Do We Need A "Black Emmy" Awards Show?
More blacks on television deserve recognition.
In the Emmy Awards' 63-year history, how many African Americans have won awards?
The optimist in you probably picked the highest number, which is actually the correct answer. But some number crunching will show you that in the case of black representation at the Emmys, more is still less: 35 black actors and actresses taking home Emmy Awards in 63 years equates blacks representing just 5 percent of winners in the ceremony's storied history.
The 2012 Emmy Awards presentation contributed to that tradition with zero black actors or actress winning the coveted statue. You didn't even need a whole hand to count how many blacks were nominated in major categories this year. Idris Elba was nominated for Outstanding Lead Actor in a Mini-series or Movie for his role as John Luther on BBC America’s "Luther." Don Cheadle was nominated for Lead Actor in a Comedy Series for his role in Showtime's "House of Lies." Giancarlo Esposito received a nomination for Supporting Actor in a Drama Series for his role on AMC's "Breaking Bad." Maya Rudolph was nominated for Outstanding Guest Actress in a Comedy series for her hosting gig on NBC's "Saturday Night Live." Rudolph, the only black woman to be nominated in any major category this year, was also the first black woman to ever be nominated in the category for which she received the nod.
So that's four black people in the entire nomination pool for 2012. No Kerry Washington for ABC's "Scandal," or Taraji P. Henson for CBS' "Person Of Interest." No Regina King for TNT's "Southland."

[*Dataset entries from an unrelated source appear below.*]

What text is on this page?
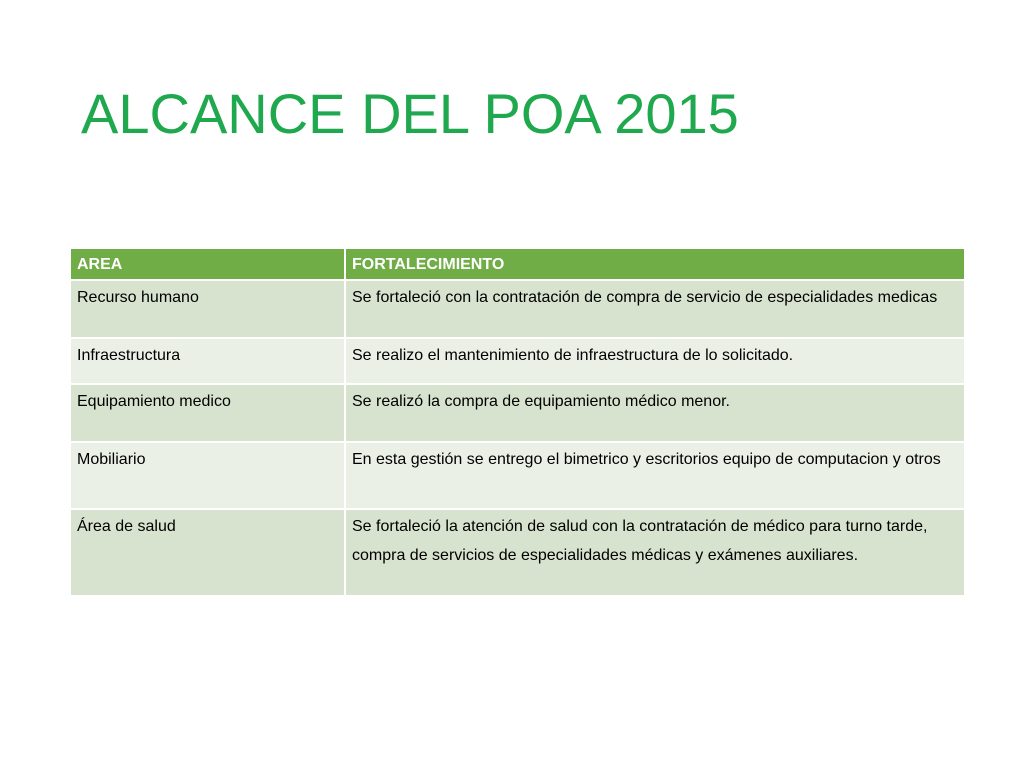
ALCANCE DEL POA 2015
AREA	FORTALECIMIENTO
Recurso humano	Se fortaleció con la contratación de compra de servicio de especialidades medicas
Infraestructura	Se realizo el mantenimiento de infraestructura de lo solicitado.
Equipamiento medico	Se realizó la compra de equipamiento médico menor.
Mobiliario	En esta gestión se entrego el bimetrico y escritorios equipo de computacion y otros
Área de salud	Se fortaleció la atención de salud con la contratación de médico para turno tarde, compra de servicios de especialidades médicas y exámenes auxiliares.
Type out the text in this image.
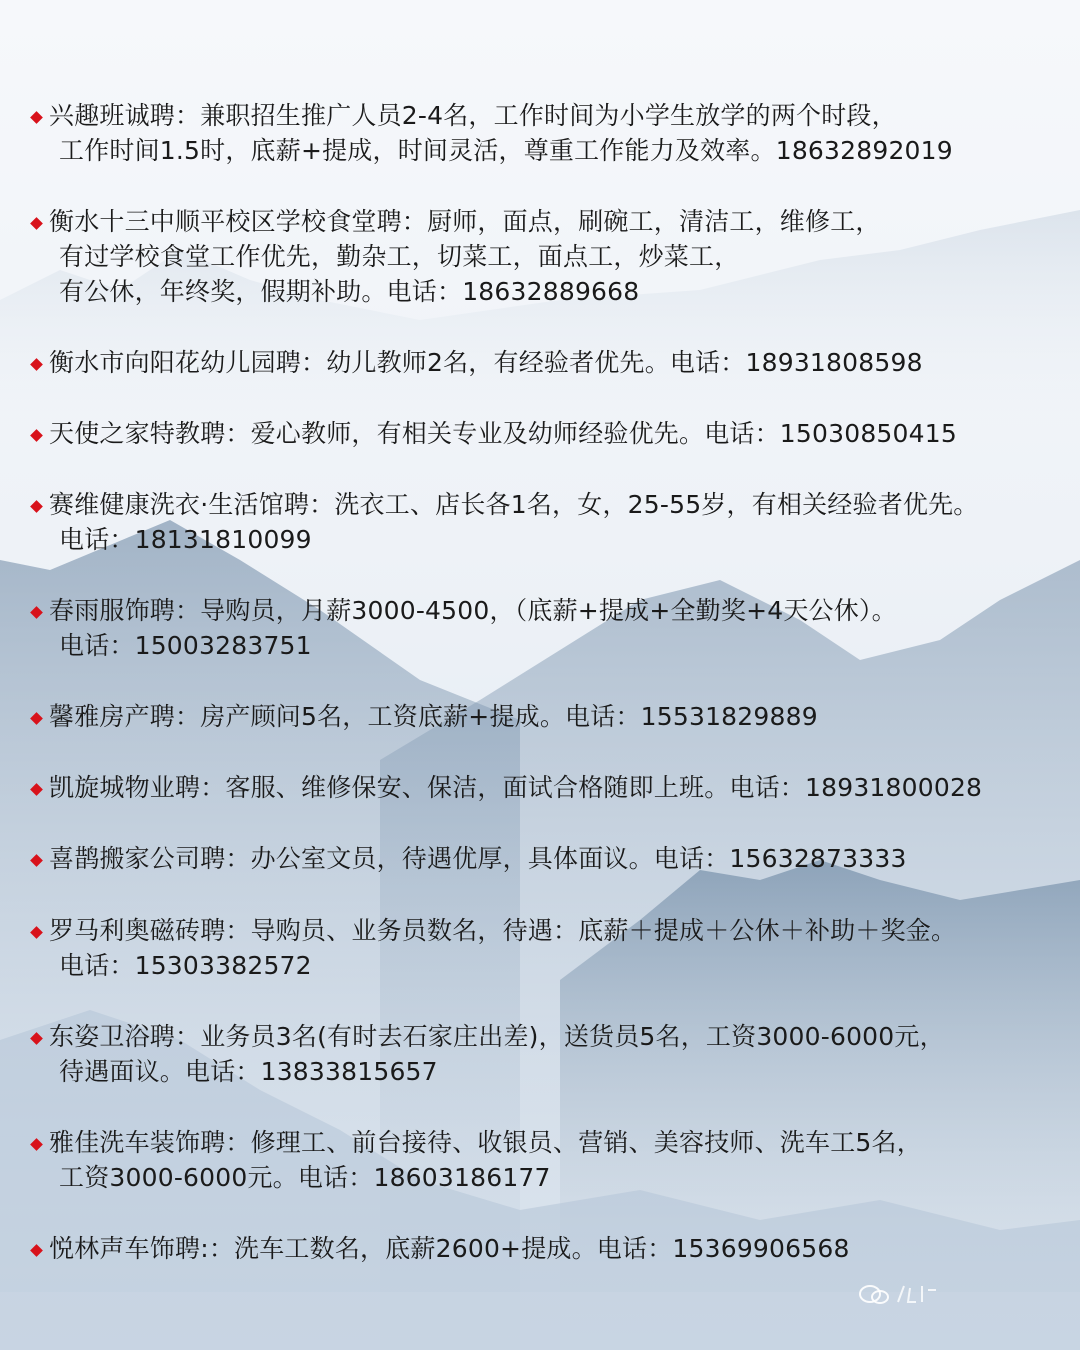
兴趣班诚聘：兼职招生推广人员2-4名，工作时间为小学生放学的两个时段，
工作时间1.5时，底薪+提成，时间灵活，尊重工作能力及效率。18632892019
衡水十三中顺平校区学校食堂聘：厨师，面点，刷碗工，清洁工，维修工，
有过学校食堂工作优先，勤杂工，切菜工，面点工，炒菜工，
有公休，年终奖，假期补助。电话：18632889668
衡水市向阳花幼儿园聘：幼儿教师2名，有经验者优先。电话：18931808598
天使之家特教聘：爱心教师，有相关专业及幼师经验优先。电话：15030850415
赛维健康洗衣·生活馆聘：洗衣工、店长各1名，女，25-55岁，有相关经验者优先。
电话：18131810099
春雨服饰聘：导购员，月薪3000-4500，（底薪+提成+全勤奖+4天公休）。
电话：15003283751
馨雅房产聘：房产顾问5名，工资底薪+提成。电话：15531829889
凯旋城物业聘：客服、维修保安、保洁，面试合格随即上班。电话：18931800028
喜鹊搬家公司聘：办公室文员，待遇优厚，具体面议。电话：15632873333
罗马利奥磁砖聘：导购员、业务员数名，待遇：底薪＋提成＋公休＋补助＋奖金。
电话：15303382572
东姿卫浴聘：业务员3名(有时去石家庄出差)，送货员5名，工资3000-6000元，
待遇面议。电话：13833815657
雅佳洗车装饰聘：修理工、前台接待、收银员、营销、美容技师、洗车工5名，
工资3000-6000元。电话：18603186177
悦林声车饰聘:：洗车工数名，底薪2600+提成。电话：15369906568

The paltry number of black Emmy winners also means that over the last 63 years some of black people's most beloved television characters never took home a trophy either. No Florida or James Evans. No Cliff or Clair Huxtable. No Dwayne Wayne and Whitley Gilbert. None of them.
With numbers that small, you'd think that either black people weren't on television, or that they aren't watching much of it.
The harsh reality is that yes, nonwhite Americans are vastly outnumbered by white Americans on television. African Americans on primetime television are usually one of a few, if not the only black person, on an entire show. And aside from BET's "The Game" and "Let's Stay Together," Vh1's "Love and Hip Hop: Atlanta" and Tyler Perry's shows on TBS, you'll be hard pressed to find an all-black cast ensemble on primetime television. Beyond that, the closest thing to seeing a predominately black cast on television is watching TNT's "Inside the NBA" or ESPN's "Sunday NFL Countdown."
However, though there aren't many of us on the tube, that doesn't mean we aren't watching TV. A 2012 Nielsen study revealed that blacks watch 40 percent more television than their white counterparts. The same study said that of that demographic, 97 percent said they were "unhappy" with the programming choices they had.
Factoring all of that together, it has to be asked: Do blacks need their own version of the Emmy Awards?
Lack of recognition at the Grammys and American Music Awards led to the creation of the Soul Train Awards and its short-lived spin-off the Lady of Soul Awards. Lack of appreciation across pop culture led to the creation of the BET Awards. The Stellar Awards highlight achievements in gospel music while the Trumpet Awards and NAACP Image Awards recognize excellence in entertainment, civic duty and life in general.
So, maybe it's time we started our own awards show to recognize black achievements on the small screen.
Creating an award show specifically for television will not only recognize black actors and actresses who get overlooked and unrewarded at the Emmys, it may lead to more balance for viewers, and opportunity for actors.
To let Nielsen tell it, the only thing black women want to watch is "Love and Hip Hop: Atlanta." But every Thursday this spring, it seemed that just as many black women were on Twitter talking about Kerry Washington's Olivia Pope on "Scandal." If there was a black Emmy-type award show on the air, it could recognize both ends of the spectrum and show television networks and producers that blacks don't just watch one type of program, and encourage them to make more.
Having a show that focuses on blacks on television could also open the eyes of viewers who may not have considered watching, or even heard of certain shows, before they were nominated. Remember how folks got mad when jazz artist Esperanza Spaulding beat out Justin Beiber and Drake for Best New Artist at the 2011 Grammy Awards, but then actually became fans after they found out who she was? The same could happen for black performances and series in television.
For people who think Nelsan Ellis' Lafayette Reynolds character on "True Blood" is a shoe-in for Best Supporting Actor every year, may be delighted in knowing that there are also characters like Alec Hardison played by Aldis Hodge on TNT's "Leverage." Viewers who may only look forward to watching "Basketball Wives," may be just as entertained by celebrity stylist June Ambrose's "Styled By June."
What the primetime Emmy's seem to be failing to realize is that there are black people on television outside of the shows they pay even scant attention to. And on the flip side, black viewers who complain about their representations on television could be more aware of shows outside of sports and reality TV. Since award shows are one of African American's favorite shows to watch, a black version Emmy-type show could fill a gaping void in the world of entertainment.